Secondo lei, chi rappresenta un simbolo della squadra attuale?
“Osimhen. È un ragazzo d’oro e credo abbia interiorizzato lo spirito napoletano”.

Gli dedicherebbe un murales?
“Ricevo sempre richieste e commissioni di questo tipo, ma le mie opere hanno una valenza simbolica che va al di là del calcio, per me devi avere un valore di partenza che va oltre il gioco. Diego, beh, inutile che lo spieghi. Marek in quel momento anche lui incarnava la napoletanità”.

E non c’è nessuno oggi che la incarni?
“Negli anni ha visto tanti allenatori e calciatori che sembravano aver ben compreso l’appartenenza alla nostra città, ma ho capito poi che è un giudizio che si deve concretizzare nel tempo. Per portarmi a fare un murales come quelli che ho realizzato per Maradona devi avere un valore ancora più grande dell’essere semplicemente un vincente. Anche perché tifare Napoli significa passione, è una fede che va al di là delle vittorie e delle sconfitte. Il bello di tutto questo è ciò che ci sta attorno, sono le persone che stanno insieme allo stadio, discutono e amano il Napoli per quello che rappresenta. Se poi si tratta di dedicare un murales alla squadra in caso di scudetto, quello si, ma elogiare il singolo no, è troppo presto. Oggi, non c’è un calciatore minimamente paragonabile a Maradona sotto questo punto di vista”.

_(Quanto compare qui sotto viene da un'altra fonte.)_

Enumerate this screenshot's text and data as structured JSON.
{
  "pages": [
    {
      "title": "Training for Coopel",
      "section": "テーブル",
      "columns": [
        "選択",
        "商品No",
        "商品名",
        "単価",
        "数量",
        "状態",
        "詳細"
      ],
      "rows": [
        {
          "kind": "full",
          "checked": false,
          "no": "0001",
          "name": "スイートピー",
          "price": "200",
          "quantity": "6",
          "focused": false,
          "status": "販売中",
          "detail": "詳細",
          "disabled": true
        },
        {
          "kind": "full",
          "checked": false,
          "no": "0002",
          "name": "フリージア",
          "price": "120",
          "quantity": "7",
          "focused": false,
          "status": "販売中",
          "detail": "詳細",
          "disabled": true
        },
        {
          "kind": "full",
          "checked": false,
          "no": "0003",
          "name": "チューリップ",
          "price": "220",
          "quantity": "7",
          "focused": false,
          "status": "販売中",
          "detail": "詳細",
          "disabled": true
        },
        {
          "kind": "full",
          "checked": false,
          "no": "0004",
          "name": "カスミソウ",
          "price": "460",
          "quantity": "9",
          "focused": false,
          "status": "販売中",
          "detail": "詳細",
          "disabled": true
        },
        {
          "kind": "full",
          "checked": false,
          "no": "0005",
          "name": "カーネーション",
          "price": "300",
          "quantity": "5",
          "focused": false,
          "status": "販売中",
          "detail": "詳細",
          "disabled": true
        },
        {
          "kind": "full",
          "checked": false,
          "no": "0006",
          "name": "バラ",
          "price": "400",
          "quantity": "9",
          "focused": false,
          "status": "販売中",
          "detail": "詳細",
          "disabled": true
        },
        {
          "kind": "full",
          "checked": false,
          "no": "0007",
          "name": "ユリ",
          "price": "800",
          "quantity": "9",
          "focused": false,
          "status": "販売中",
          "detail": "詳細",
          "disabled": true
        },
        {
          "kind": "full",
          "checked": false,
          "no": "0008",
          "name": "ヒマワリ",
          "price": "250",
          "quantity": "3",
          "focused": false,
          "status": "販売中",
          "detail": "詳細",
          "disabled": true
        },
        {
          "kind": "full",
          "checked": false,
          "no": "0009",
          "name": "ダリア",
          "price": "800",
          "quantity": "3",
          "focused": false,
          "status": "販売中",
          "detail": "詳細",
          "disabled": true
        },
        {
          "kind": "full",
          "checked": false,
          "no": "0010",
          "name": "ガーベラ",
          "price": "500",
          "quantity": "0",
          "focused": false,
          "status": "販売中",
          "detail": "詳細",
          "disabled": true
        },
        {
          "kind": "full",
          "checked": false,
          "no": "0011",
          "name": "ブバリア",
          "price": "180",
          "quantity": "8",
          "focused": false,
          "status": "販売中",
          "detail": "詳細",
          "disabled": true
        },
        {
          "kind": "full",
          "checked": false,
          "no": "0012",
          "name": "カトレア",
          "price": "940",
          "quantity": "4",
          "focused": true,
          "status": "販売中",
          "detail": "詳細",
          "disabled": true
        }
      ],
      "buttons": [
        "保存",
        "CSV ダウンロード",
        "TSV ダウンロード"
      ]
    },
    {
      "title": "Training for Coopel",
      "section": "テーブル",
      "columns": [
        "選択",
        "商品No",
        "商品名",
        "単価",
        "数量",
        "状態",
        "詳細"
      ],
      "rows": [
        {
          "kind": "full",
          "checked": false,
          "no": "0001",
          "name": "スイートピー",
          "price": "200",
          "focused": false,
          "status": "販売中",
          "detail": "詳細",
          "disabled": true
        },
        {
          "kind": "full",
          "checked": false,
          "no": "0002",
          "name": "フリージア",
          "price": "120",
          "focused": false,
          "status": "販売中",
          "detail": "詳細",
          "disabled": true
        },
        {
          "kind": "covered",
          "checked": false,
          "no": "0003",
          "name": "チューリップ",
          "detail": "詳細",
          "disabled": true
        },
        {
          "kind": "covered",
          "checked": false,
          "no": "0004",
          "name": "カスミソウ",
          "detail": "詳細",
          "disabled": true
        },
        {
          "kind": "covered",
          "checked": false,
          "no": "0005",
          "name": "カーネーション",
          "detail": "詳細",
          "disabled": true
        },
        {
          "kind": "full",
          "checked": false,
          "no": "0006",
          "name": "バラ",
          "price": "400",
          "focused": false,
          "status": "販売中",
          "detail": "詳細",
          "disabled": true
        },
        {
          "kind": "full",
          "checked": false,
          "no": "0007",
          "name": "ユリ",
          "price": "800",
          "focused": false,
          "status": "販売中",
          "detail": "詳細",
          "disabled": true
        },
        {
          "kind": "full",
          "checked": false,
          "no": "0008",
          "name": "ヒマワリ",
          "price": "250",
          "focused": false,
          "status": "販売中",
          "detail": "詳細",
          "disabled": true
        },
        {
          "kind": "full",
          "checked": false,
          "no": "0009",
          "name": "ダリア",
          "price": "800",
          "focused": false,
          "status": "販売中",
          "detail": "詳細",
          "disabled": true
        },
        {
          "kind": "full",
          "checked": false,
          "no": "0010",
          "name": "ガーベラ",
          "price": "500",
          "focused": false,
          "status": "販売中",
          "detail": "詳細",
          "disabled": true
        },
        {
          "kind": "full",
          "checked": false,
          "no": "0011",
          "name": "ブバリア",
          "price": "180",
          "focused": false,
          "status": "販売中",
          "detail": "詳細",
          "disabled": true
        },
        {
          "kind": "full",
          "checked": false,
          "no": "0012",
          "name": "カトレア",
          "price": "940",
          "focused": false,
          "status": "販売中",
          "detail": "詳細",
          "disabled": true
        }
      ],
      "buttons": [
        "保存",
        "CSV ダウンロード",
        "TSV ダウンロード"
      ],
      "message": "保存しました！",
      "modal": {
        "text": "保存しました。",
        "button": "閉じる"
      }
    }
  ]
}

Stasera ci sono i quarti di Champions contro il Milan. Come la vede?
“Non posso rispondere, sono superstizioso e scaramantico. Però ammetto che ho un po’ di paura”.

Deriva dalla sconfitta per 4-0 in campionato?
“Guarda io ho già messo mille bandiere… Ma dopo quella serata, sarò magari eccessivo, però c’è tensione”.

Quindi è d’accordo con Spalletti che ci va sempre cauto.
“È il suo mestiere, probabilmente anche io mi comporterei come lui. Ha molta responsabilità sulle spalle. Se guardiamo allo scudetto è una situazione delicata, alla fine del campionato mancano ancora 9 partite. Abbiamo un bel vantaggio e per questo è certamente difficile contenere l’entusiasmo, ma bisogna mantenere la calma e continuare così. Poi, se dovessi scegliere, sarebbe bello festeggiare il 29 maggio in casa contro la Salernitana”.

Però a Napoli la festa è già iniziata da tempo…
“La gente sta impazzendo. Ci sono bandiere ovunque, si dipingono le inferiate delle case… C’è un fermento che non ho mai visto prima ed è davvero un qualcosa di unico”.